Teori Darwin sukses memberikan tanggapan saintifik terkait perkembangan kehidupan dan memproduksi revolusi filsafat kecil.[93] Namun, teori tersebut tak dapat menjelaskan beberapa komponen kritikal dari proses evolusi. Secara saintifik, Darwin tak dapat menjelaskan sumber variasi dalam memperlakukan sebuah spesies, dan tak dapat mengidentifikasikan mekanisme yang dapat mengesahkan perlakuan yang sepenuhnya dipercaya dari satu generasi ke generasi berikutnya. Hipotesis pangenesis dari Darwin, meskipun menjawab sebagian pewarisan karakteristik yang diterima, menunjang pemakaian untuk model statistik evolusi yang dikembangkan oleh sepupunya Francis Galton dan aliran "biometrik"-nya dari pemikiran evolusi. Namun, gagasan tersebut hanya sedikit dipakai di kalangan pakar biologi lainnya.[94]

Aplikasi kepada manusia

sunting
 
Ilustrasi ini (akar dari The March of Progress[95]) adalah bagian depan dari buku Thomas Henry Huxley Evidence as to Man's Place in Nature (1863). Huxley menerapkan gagasan Darwin kepada manusia, memakai anatomi komparatif untuk menunjukkan bahwa manusia dan kera memiliki leluhur yang sama, yang menantang gagasan teologi penting bahwa manusia memegang tempat unik di alam semesta.[96]
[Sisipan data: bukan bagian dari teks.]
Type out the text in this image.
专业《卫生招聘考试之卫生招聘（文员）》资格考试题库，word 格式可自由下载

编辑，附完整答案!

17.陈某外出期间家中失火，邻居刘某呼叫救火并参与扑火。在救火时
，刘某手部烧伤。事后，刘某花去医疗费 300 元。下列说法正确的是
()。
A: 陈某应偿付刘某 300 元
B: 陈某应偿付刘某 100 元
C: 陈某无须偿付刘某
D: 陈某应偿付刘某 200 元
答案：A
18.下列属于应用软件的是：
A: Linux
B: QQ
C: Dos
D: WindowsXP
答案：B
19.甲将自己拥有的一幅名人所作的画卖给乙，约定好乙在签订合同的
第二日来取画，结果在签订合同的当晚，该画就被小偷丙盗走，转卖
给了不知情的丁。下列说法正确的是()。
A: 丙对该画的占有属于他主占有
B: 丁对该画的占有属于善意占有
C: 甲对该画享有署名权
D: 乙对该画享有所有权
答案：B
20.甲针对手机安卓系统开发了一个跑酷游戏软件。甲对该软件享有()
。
Charles Darwin menyadari reaksi keras dalam beberapa bagian komunitas saintifik melawan pernyataan yang dibuat dalam Vestiges of the Natural History of Creation bahwa manusia berkembang dari hewan lewat proses transmutasi. Sehingga, ia nyaris sepenuhnya menghiraukan topik evolusi manusia dalam On the Origin of Species. Disamping pengabaian tersebut, masalah tersebut tampil menonjol dalam debat menyusul publikasi buku tersebut. Selama sebagian besar paruh pertama abad ke-19, komunitas saintifik meyakini bahwa, meskipun geologi menunjukkan bahwa Bumi dan kehidupan sangat tua, manusia muncul mendadak beberapa ribu tahun sebelum saat ini. Namun, serangkaiain penemuan arkeologi pada 1840-an dan 1850-an menunjukkan alat-alat batu yang diasosiasikan dengan sisa-sisa hewan punah. Pada awal 1860-an, sesuai dengan yang dijelaskan dalam buku 1863 Charles Lyell Geological Evidences of the Antiquity of Man, banyak orang menerima bahwa manusia telah ada pada zaman pra-sejarah—yang terbentang beberapa ribu tahun sebelum permulaan sejarah tertulis. Pandangan sejarah manusia tersebut lebih tumpang tindih dengan asal muasal evolusi untuk manusia ketimbang pandangan yang lebih lama. Di sisi lain, pada waktu itu, tak ada bukti fosil yang menunjukkan evolusi manusia. Satu-satunya fosil manusia yang ditemukan sebelum penemuan Manusia Jawa pada 1890-an adalah anatomi manusia modern atau Neanderthal yang terlalu dekat, khususnya dalam karakteristik kritikal dari kapasitas kranial, dengan manusia modern yang membuat mereka dianggap perantara antara manusia dan primata lainnya.[97]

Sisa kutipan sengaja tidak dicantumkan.